Centuries of Mystery
Accounts of strange happenings here extend back centuries – the forest is titled for a local shepherd who is reportedly went missing in the far-off times, accompanied by 200 of his sheep. But Hoia-Baciu came to international attention in 1968, when a military technician called Emil Barnea photographed what he described as a UFO hovering above a round opening in the middle of the forest.
Many came in here and failed to return. But no need to fear," he adds, addressing his guest with a grin. "Our tours have a flawless completion rate."
In the years that followed, Hoia-Baciu has drawn yogis, spiritual healers, extraterrestrial investigators and paranormal investigators from across the world, curious to experience the mysterious powers reported to reverberate through the forest.
Contemporary Dangers
It may be one of the world's premier destinations for supernatural fans, this woodland is at risk. The western suburbs of Cluj-Napoca – an innovative digital cluster of a population exceeding 400,000, described as the innovation center of Eastern Europe – are advancing, and developers are campaigning for authorization to clear the trees to build apartment blocks.
Barring a small area home to area-specific specific tree species, the grove is without conservation status, but the guide believes that the initiative he co-founded – a local conservation effort – will help to change that, motivating the local administrators to recognise the forest's value as a travel hotspot.
Spooky Experiences
When small sticks and seasonal debris break and crackle beneath their footwear, Marius describes numerous traditional stories and claimed paranormal happenings here.
- One famous story describes a young child vanishing during a group gathering, later to return half a decade later with no recollection of her experience, without aging a day, her garments lacking the tiniest bit of dust.
- Frequent accounts explain smartphones and photography gear unexpectedly failing on entering the woods.
- Feelings range from full-blown dread to moments of euphoria.
- Some people report seeing bizarre skin irritations on their arms, perceiving disembodied whispers through the woodland, or experience fingers clutching them, even when sure they are alone.
Scientific Investigations
Although numerous of the stories may be impossible to confirm, numerous elements clearly observable that is certainly unusual. Throughout the area are vegetation whose trunks are bent and twisted into bizarre configurations.
Multiple explanations have been proposed to explain the misshapen plants: that hurricane winds could have bent the saplings, or inherently elevated radiation levels in the earth explain their crooked growth.
But formal examinations have discovered no satisfactory evidence.
The Notorious Meadow
The expert's tours enable participants to participate in a little scientific inquiry of their own. As we approach the meadow in the woods where Barnea photographed his renowned UFO photographs, he hands the traveler an ghost-hunting device which measures energy patterns.
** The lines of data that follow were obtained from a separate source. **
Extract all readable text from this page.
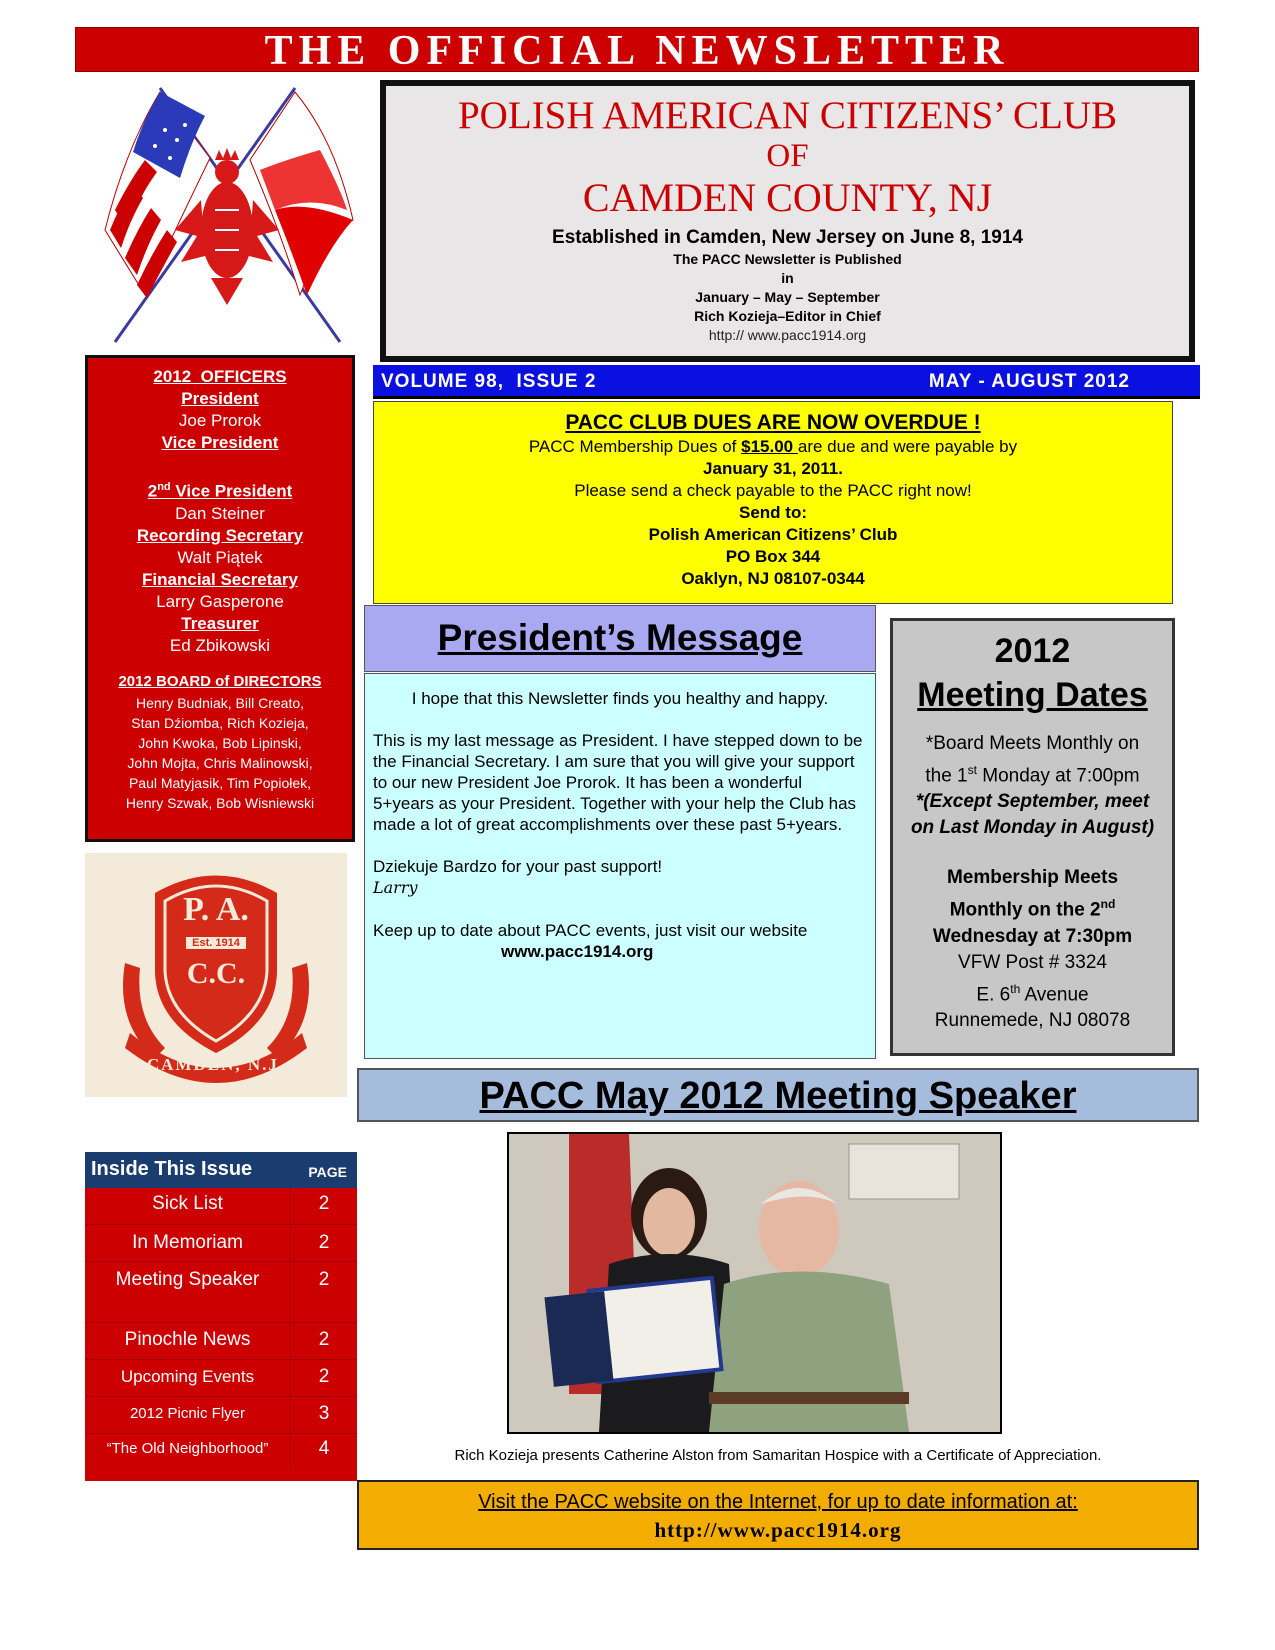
THE OFFICIAL NEWSLETTER
POLISH AMERICAN CITIZENS’ CLUB
OF
CAMDEN COUNTY, NJ
Established in Camden, New Jersey on June 8, 1914
The PACC Newsletter is Published
in
January – May – September
Rich Kozieja–Editor in Chief
http:// www.pacc1914.org
VOLUME 98,  ISSUE 2	MAY - AUGUST 2012
2012  OFFICERS
President
Joe Prorok
Vice President
2nd Vice President
Dan Steiner
Recording Secretary
Walt Piątek
Financial Secretary
Larry Gasperone
Treasurer
Ed Zbikowski
2012 BOARD of DIRECTORS
Henry Budniak, Bill Creato,
Stan Dźiomba, Rich Kozieja,
John Kwoka, Bob Lipinski,
John Mojta, Chris Malinowski,
Paul Matyjasik, Tim Popiołek,
Henry Szwak, Bob Wisniewski
PACC CLUB DUES ARE NOW OVERDUE !
PACC Membership Dues of $15.00 are due and were payable by
January 31, 2011.
Please send a check payable to the PACC right now!
Send to:
Polish American Citizens’ Club
PO Box 344
Oaklyn, NJ 08107-0344
President’s Message

I hope that this Newsletter finds you healthy and happy.

This is my last message as President. I have stepped down to be the Financial Secretary. I am sure that you will give your support to our new President Joe Prorok. It has been a wonderful 5+years as your President. Together with your help the Club has made a lot of great accomplishments over these past 5+years.

Dziekuje Bardzo for your past support!

Larry

Keep up to date about PACC events, just visit our website

www.pacc1914.org

2012
Meeting Dates
*Board Meets Monthly on
the 1st Monday at 7:00pm
*(Except September, meet
on Last Monday in August)
Membership Meets
Monthly on the 2nd
Wednesday at 7:30pm
VFW Post # 3324
E. 6th Avenue
Runnemede, NJ 08078
P. A.
Est. 1914
C.C.
CAMDEN, N.J.
PACC May 2012 Meeting Speaker
Rich Kozieja presents Catherine Alston from Samaritan Hospice with a Certificate of Appreciation.
Visit the PACC website on the Internet, for up to date information at:
http://www.pacc1914.org
Inside This Issue	PAGE
Sick List	2
In Memoriam	2
Meeting Speaker	2
Pinochle News	2
Upcoming Events	2
2012 Picnic Flyer	3
“The Old Neighborhood”	4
"We're venturing into the most active section of the forest," he states. "See what you can find."
The vegetation suddenly stop dead as they step into a complete ring. The only greenery is the low vegetation beneath their shoes; it's clear that it's naturally occurring, and looks that this strange clearing is wild, not the creation of people.
The Blurred Line
This part of Romania is a area which inspires creativity, where the line is unclear between fact and folklore. In traditional settlements faith continues in strigoi ("screamers") – otherworldly, form-changing vampires, who emerge from tombs to frighten local communities.
Bram Stoker's well-known vampire Count Dracula is forever associated with Transylvania, and Bran Castle – a medieval building located on a cliff edge in the Transylvanian Alps – is keenly marketed as "the count's residence".
But even folklore-rich Transylvania – literally, "the land past the woods" – seems solid and predictable in contrast to these eerie woods, which appear to be, for causes nuclear, atmospheric or simply folkloric, a center for human imaginative power.
"In Hoia-Baciu," Marius comments, "the boundary between fact and fiction is very thin."